Aksi bersejarah ini dipimpin oleh Utusan Khusus Presiden (UKP) Bidang Pariwisata, Zita Anjani, yang juga Ketua Tim Penggerak PKK Lampung Selatan. Ia didampingi oleh Anggota DPR RI Verrel Bramasta, dan dua adventurer nasional, Hasan Alidrus serta Audrey “King of Jungle”. Bersama-sama, mereka menorehkan catatan sebagai atraksi jetski pertama yang melintasi jalur laut ikonik Merak-Bakauheni.
Rombongan dilepas dari Dermaga Lanal Banten, Merak, dan menempuh jarak sekitar 33 kilometer dalam durasi kurang lebih 45 menit menuju Pelabuhan Bandar Bakau Jaya (BBJ) Bakauheni. Perjalanan ini melintasi jalur vital penghubung utama transportasi Sumatera-Jawa.
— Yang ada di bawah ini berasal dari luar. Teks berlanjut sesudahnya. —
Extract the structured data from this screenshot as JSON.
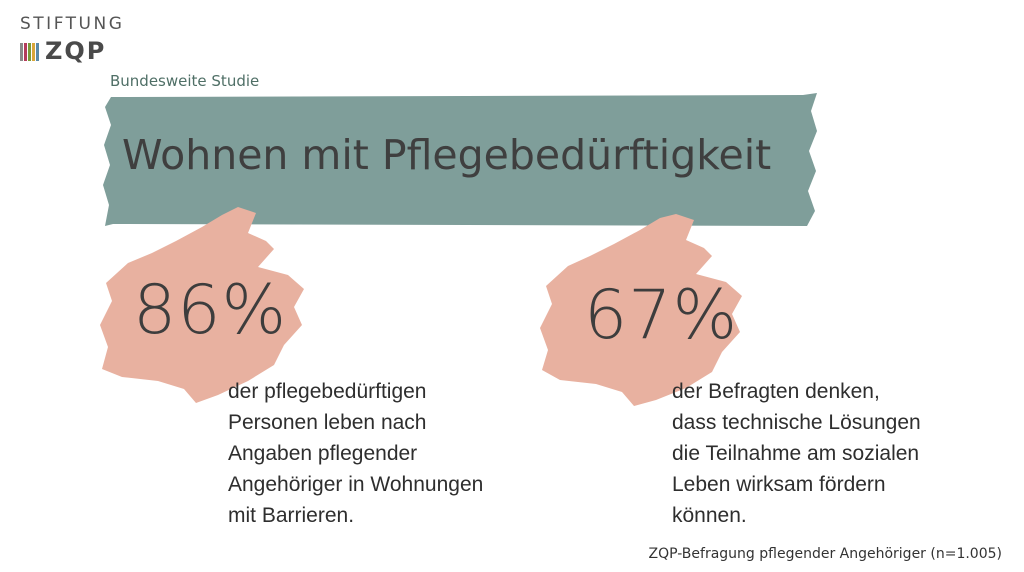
{
  "logo": {
    "line1": "STIFTUNG",
    "line2": "ZQP",
    "bar_colors": [
      "#8a8a8a",
      "#b43c5c",
      "#7a9a3a",
      "#d9a63a",
      "#5b8aa8"
    ]
  },
  "subtitle": "Bundesweite Studie",
  "title": "Wohnen mit Pflegebedürftigkeit",
  "colors": {
    "banner": "#7f9e9a",
    "brush": "#e8b1a0",
    "subtitle": "#4f6f66"
  },
  "stats": [
    {
      "value": "86%",
      "lines": [
        "der pflegebedürftigen",
        "Personen leben nach",
        "Angaben pflegender",
        "Angehöriger in Wohnungen",
        "mit Barrieren."
      ]
    },
    {
      "value": "67%",
      "lines": [
        "der Befragten denken,",
        "dass technische Lösungen",
        "die Teilnahme am sozialen",
        "Leben wirksam fördern",
        "können."
      ]
    }
  ],
  "source": "ZQP-Befragung pflegender Angehöriger (n=1.005)"
}
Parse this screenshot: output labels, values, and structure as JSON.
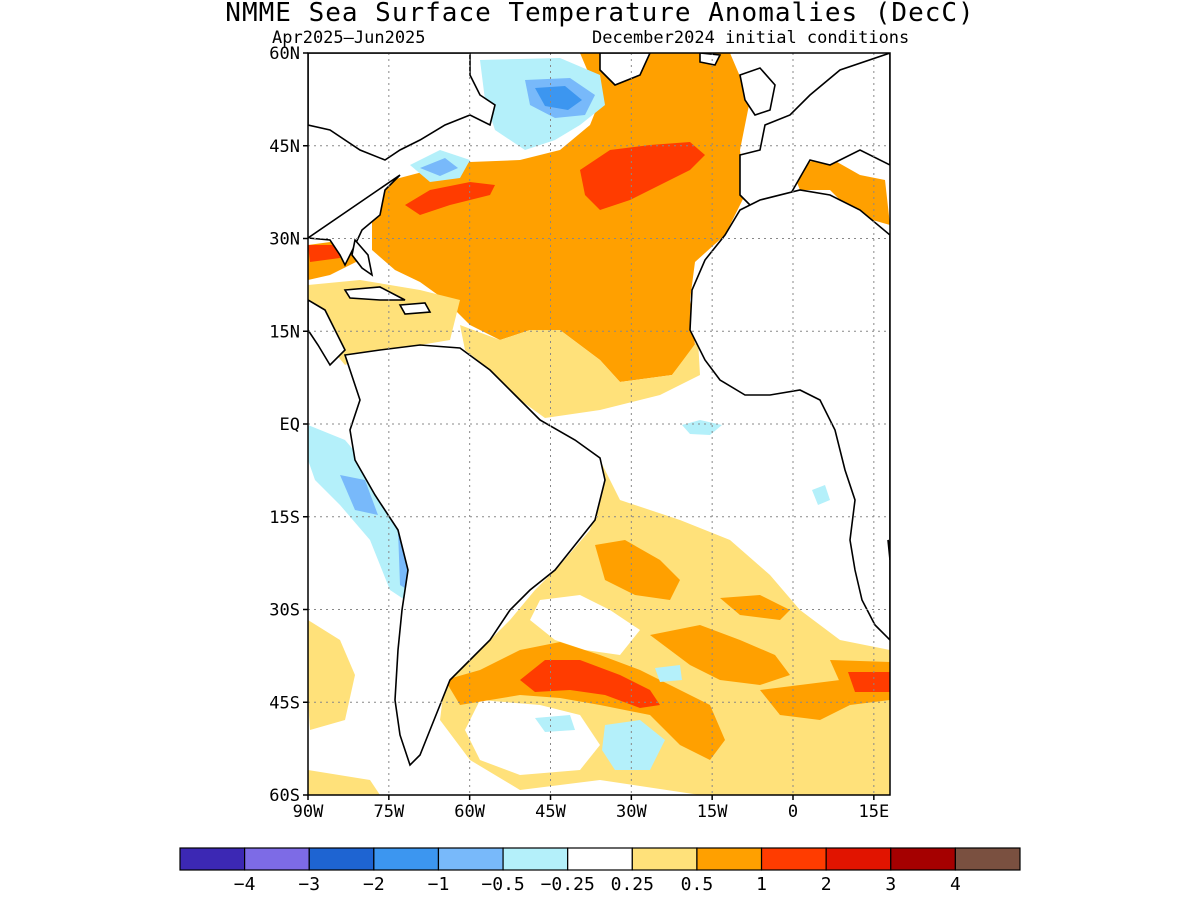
{
  "title": "NMME Sea Surface Temperature Anomalies (DecC)",
  "period": "Apr2025–Jun2025",
  "init": "December2024 initial conditions",
  "map": {
    "lon_range": [
      -90,
      18
    ],
    "lat_range": [
      -60,
      60
    ],
    "lat_ticks": [
      {
        "value": 60,
        "label": "60N"
      },
      {
        "value": 45,
        "label": "45N"
      },
      {
        "value": 30,
        "label": "30N"
      },
      {
        "value": 15,
        "label": "15N"
      },
      {
        "value": 0,
        "label": "EQ"
      },
      {
        "value": -15,
        "label": "15S"
      },
      {
        "value": -30,
        "label": "30S"
      },
      {
        "value": -45,
        "label": "45S"
      },
      {
        "value": -60,
        "label": "60S"
      }
    ],
    "lon_ticks": [
      {
        "value": -90,
        "label": "90W"
      },
      {
        "value": -75,
        "label": "75W"
      },
      {
        "value": -60,
        "label": "60W"
      },
      {
        "value": -45,
        "label": "45W"
      },
      {
        "value": -30,
        "label": "30W"
      },
      {
        "value": -15,
        "label": "15W"
      },
      {
        "value": 0,
        "label": "0"
      },
      {
        "value": 15,
        "label": "15E"
      }
    ]
  },
  "colorbar": {
    "colors": [
      "#3c28b4",
      "#7d6be6",
      "#1e64d2",
      "#3c96f0",
      "#78b9fa",
      "#b4f0fa",
      "#ffffff",
      "#ffe17a",
      "#ffa000",
      "#ff3c00",
      "#e11400",
      "#a50000",
      "#7a5040"
    ],
    "labels": [
      "−4",
      "−3",
      "−2",
      "−1",
      "−0.5",
      "−0.25",
      "0.25",
      "0.5",
      "1",
      "2",
      "3",
      "4"
    ]
  },
  "colors": {
    "pale_yellow": "#ffe17a",
    "orange": "#ffa000",
    "red": "#ff3c00",
    "dark_red": "#e11400",
    "light_cyan": "#b4f0fa",
    "light_blue": "#78b9fa",
    "blue": "#3c96f0",
    "brown": "#7a5040",
    "coast": "#000000"
  },
  "anomaly_regions": [
    {
      "label": "north-atlantic-warm",
      "category": "0.5 to 1"
    },
    {
      "label": "north-atlantic-core",
      "category": "1 to 2"
    },
    {
      "label": "gulf-stream-core",
      "category": "1 to 2"
    },
    {
      "label": "labrador-cool",
      "category": "-1 to -0.5"
    },
    {
      "label": "tropical-atlantic",
      "category": "0.25 to 0.5"
    },
    {
      "label": "south-atlantic",
      "category": "0.25 to 0.5"
    },
    {
      "label": "south-atlantic-warm",
      "category": "0.5 to 1"
    },
    {
      "label": "southern-ocean-core",
      "category": "1 to 2"
    },
    {
      "label": "peru-coast-cool",
      "category": "-0.5 to -0.25"
    },
    {
      "label": "chile-coast-cool",
      "category": "-1 to -0.5"
    }
  ]
}
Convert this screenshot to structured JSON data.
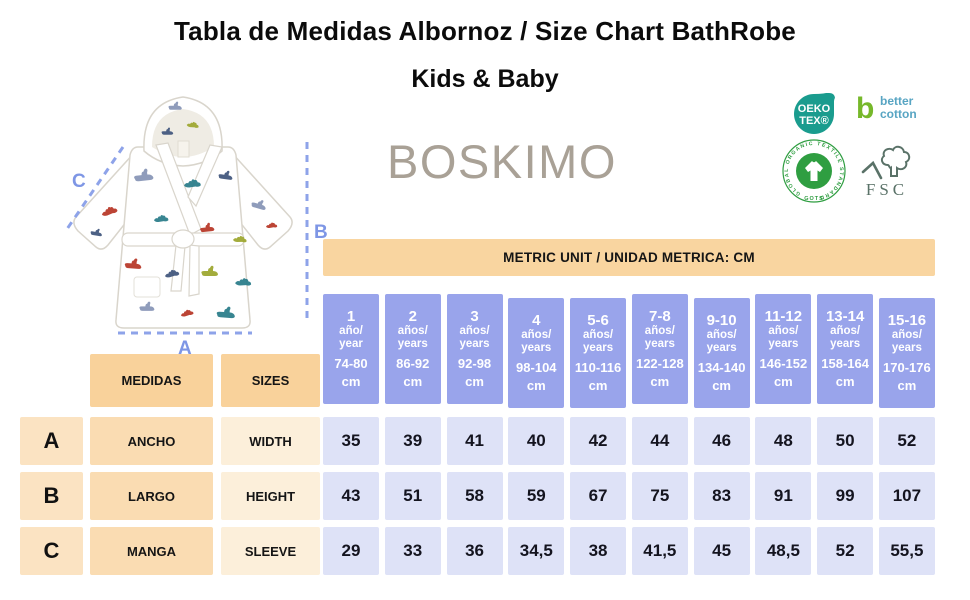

Zita mengungkapkan bahwa kondisi ombak yang dihadapi ternyata jauh lebih menantang dari prediksi Badan Meteorologi, Klimatologi dan Geofisika (BMKG) awal yang hanya 0,2–0,4 meter. “Pas di laut ternyata ombak semakin tinggi, mungkin sekitar 1,5 meter,” ungkap Zita.
Tantangan fisik terasa berat bagi peserta, terutama saat mendekati Bakauheni. “Verrel sampai jarinya terluka sedikit, dan Audrey cukup ngos-ngosan karena ombaknya besar sekali,” ungkap Zita. Situasi diperparah ketika arah ombak mulai melawan, berubah dari datang dari kiri menjadi datang dari depan saat mendekati Bakauheni.
Aksi jetski ini ditegaskan bukan hanya atraksi adrenalin, melainkan strategi untuk memperkuat pariwisata bahari Lampung Selatan. Kawasan Selat Sunda dinilai memiliki potensi besar untuk dikembangkan sebagai destinasi minat khusus dan sport tourism.
Setibanya di Pelabuhan BBJ, rombongan disambut oleh Menteri Koordinator Bidang Pangan Zulkifli Hasan, Kepala Dinas Pariwisata dan Ekonomi Kreatif Provinsi Lampung Bobby Irawan, Bupati Lampung Selatan Radityo Egi Pratama, serta jajaran Forkopimda.
Penyambutan ini secara resmi menandai dimulainya gelaran Lamsel Fest 2025. Acara ini diproyeksikan sebagai penggerak ekonomi, UMKM, dan pariwisata regional. Zita menegaskan bahwa Indonesia, sebagai negara kepulauan, memiliki peluang besar mengembangkan wisata antarpulau berbasis petualangan.
“Salah satu sport tourism cross island yang saya perkenalkan hari ini, mudah-mudahan bisa menjadi tren baru khususnya Merak-Bakauheni dan memberi manfaat ekonomi bagi masyarakat,” katanya. Zita optimistis Lampung Selatan akan berkembang menjadi pusat pariwisata baru di Sumatra, sejalan dengan tagline acara “Lampung Selatan Gerbang Sumatra untuk Dunia”.